Conversely, one could argue that with one or few payers providing insurance, Americans may be subject to whatever that payer decides it will fund for its customers, just like now. However, the checks and balances provided by elected representatives in the United States government should theoretically be better suited to provide what many consider to be a human right to its people than a for-profit company. Especially with the idea of an Obamacare repeal looming overhead, without mandates to insure everyone, a company has no incentive to insure a patient they know will be more expensive, but who arguably needs access to health care more than healthier non-users these companies see as profit-boosters.
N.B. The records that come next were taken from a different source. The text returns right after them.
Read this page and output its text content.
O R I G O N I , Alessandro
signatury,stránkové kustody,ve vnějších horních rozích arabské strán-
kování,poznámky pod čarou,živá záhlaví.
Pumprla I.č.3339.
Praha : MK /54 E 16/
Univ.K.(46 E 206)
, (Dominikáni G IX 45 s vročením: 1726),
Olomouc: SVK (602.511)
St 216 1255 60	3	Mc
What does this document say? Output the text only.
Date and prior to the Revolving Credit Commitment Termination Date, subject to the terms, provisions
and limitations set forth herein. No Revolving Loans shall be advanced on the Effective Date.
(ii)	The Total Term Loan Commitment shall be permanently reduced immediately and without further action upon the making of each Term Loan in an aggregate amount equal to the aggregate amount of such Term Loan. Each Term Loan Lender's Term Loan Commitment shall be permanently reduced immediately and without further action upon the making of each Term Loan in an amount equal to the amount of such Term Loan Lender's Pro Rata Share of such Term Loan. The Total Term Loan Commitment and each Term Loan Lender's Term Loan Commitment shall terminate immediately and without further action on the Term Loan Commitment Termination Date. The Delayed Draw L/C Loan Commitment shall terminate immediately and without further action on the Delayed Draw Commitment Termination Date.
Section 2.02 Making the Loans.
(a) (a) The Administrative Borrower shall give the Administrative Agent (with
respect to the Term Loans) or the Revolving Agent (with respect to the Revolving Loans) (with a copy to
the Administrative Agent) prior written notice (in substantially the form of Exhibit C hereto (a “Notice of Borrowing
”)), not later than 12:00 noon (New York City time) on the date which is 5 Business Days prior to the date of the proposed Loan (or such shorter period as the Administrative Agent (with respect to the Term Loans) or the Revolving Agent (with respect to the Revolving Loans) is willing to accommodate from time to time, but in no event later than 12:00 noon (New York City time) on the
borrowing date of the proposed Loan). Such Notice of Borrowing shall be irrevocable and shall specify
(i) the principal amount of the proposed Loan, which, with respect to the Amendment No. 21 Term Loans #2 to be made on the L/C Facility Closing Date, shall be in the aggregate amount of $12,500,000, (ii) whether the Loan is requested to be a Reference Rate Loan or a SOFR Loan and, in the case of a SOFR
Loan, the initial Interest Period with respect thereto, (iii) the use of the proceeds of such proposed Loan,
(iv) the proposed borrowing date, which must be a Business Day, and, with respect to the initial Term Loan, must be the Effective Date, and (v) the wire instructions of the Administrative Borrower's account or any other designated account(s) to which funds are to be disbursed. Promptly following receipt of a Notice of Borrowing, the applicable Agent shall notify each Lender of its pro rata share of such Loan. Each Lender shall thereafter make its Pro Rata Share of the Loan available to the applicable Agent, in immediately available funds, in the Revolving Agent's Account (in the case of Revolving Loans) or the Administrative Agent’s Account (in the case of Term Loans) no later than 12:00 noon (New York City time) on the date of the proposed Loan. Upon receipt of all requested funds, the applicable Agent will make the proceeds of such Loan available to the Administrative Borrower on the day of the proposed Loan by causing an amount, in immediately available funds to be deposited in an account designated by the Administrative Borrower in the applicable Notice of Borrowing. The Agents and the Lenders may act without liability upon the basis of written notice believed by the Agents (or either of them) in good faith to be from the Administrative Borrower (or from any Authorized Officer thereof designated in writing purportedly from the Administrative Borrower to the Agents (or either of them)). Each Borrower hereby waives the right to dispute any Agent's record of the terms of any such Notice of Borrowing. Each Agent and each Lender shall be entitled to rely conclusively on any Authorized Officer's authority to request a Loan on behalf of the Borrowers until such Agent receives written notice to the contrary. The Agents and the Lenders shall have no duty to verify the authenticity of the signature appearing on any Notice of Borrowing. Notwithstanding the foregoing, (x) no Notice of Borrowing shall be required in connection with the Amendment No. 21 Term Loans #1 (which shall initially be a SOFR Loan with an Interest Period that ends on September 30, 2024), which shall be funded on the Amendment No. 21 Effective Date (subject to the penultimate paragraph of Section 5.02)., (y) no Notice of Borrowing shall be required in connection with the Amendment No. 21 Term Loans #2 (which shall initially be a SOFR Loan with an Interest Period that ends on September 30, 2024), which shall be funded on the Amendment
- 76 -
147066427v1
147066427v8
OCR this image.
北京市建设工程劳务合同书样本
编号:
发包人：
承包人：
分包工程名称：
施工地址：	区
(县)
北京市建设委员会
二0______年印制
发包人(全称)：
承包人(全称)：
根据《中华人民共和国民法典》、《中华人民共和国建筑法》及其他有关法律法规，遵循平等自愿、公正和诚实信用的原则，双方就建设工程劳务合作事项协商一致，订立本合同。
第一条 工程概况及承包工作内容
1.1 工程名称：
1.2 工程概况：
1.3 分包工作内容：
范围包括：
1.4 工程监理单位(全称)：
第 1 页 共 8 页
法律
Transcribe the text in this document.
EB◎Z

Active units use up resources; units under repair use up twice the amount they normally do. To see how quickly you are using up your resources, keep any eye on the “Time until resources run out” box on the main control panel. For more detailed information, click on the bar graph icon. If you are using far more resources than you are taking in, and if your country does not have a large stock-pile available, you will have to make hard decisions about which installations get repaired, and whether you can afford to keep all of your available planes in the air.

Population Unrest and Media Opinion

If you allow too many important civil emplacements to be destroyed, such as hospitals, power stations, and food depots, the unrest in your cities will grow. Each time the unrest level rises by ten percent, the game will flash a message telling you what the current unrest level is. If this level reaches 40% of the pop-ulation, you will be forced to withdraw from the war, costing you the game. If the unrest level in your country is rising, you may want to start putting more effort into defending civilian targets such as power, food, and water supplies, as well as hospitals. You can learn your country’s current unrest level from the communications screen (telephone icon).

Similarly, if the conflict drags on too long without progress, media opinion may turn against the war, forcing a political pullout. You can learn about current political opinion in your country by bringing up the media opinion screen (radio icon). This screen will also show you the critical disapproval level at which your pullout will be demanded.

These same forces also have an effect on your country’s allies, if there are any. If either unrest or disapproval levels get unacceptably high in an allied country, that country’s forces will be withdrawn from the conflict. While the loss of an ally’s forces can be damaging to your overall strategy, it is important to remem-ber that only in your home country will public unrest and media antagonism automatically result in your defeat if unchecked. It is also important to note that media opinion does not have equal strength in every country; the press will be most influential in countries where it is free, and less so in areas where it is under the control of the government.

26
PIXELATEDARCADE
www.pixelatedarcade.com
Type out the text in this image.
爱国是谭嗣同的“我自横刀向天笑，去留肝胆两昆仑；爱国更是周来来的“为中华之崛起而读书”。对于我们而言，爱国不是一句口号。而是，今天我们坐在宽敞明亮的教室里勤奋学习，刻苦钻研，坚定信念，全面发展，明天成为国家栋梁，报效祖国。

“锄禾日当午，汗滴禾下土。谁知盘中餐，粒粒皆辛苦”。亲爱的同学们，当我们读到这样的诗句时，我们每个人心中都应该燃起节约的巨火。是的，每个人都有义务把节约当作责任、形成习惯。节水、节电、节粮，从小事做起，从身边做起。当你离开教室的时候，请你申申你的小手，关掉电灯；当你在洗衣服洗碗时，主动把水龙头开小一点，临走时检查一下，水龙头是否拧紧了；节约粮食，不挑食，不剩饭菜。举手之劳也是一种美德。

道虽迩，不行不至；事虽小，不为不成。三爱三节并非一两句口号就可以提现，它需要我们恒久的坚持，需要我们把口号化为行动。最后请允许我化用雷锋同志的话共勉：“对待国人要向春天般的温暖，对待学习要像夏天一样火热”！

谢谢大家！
By eliminating the middlemen of private insurance companies, we could actually redirect profits toward making health care cheaper for Americans and reduce our debt caused by health care spending. Although not always evident in President Trump’s statements, I would like to think our nation’s leadership has more of a moral obligation to care for our country’s people than a for-profit company.

An expanded government option made available to every American would certainly keep the private industry in check. Instead of competing to maximize profits at the expense of patients, such a government option would likely reset what the private sector is competing for. If health care outcomes are starting to be considered in the reimbursement of providers, those permitting access to care should take responsibility by increasing eligibility and access to insurance.

After all, when you are in the business of helping people, whether you are a doctor or an insurance executive, it is imperative to have the same moral obligation to “do no harm,” as the Hippocratic Oath states.

Mark P. Abrams is a cardiology fellow.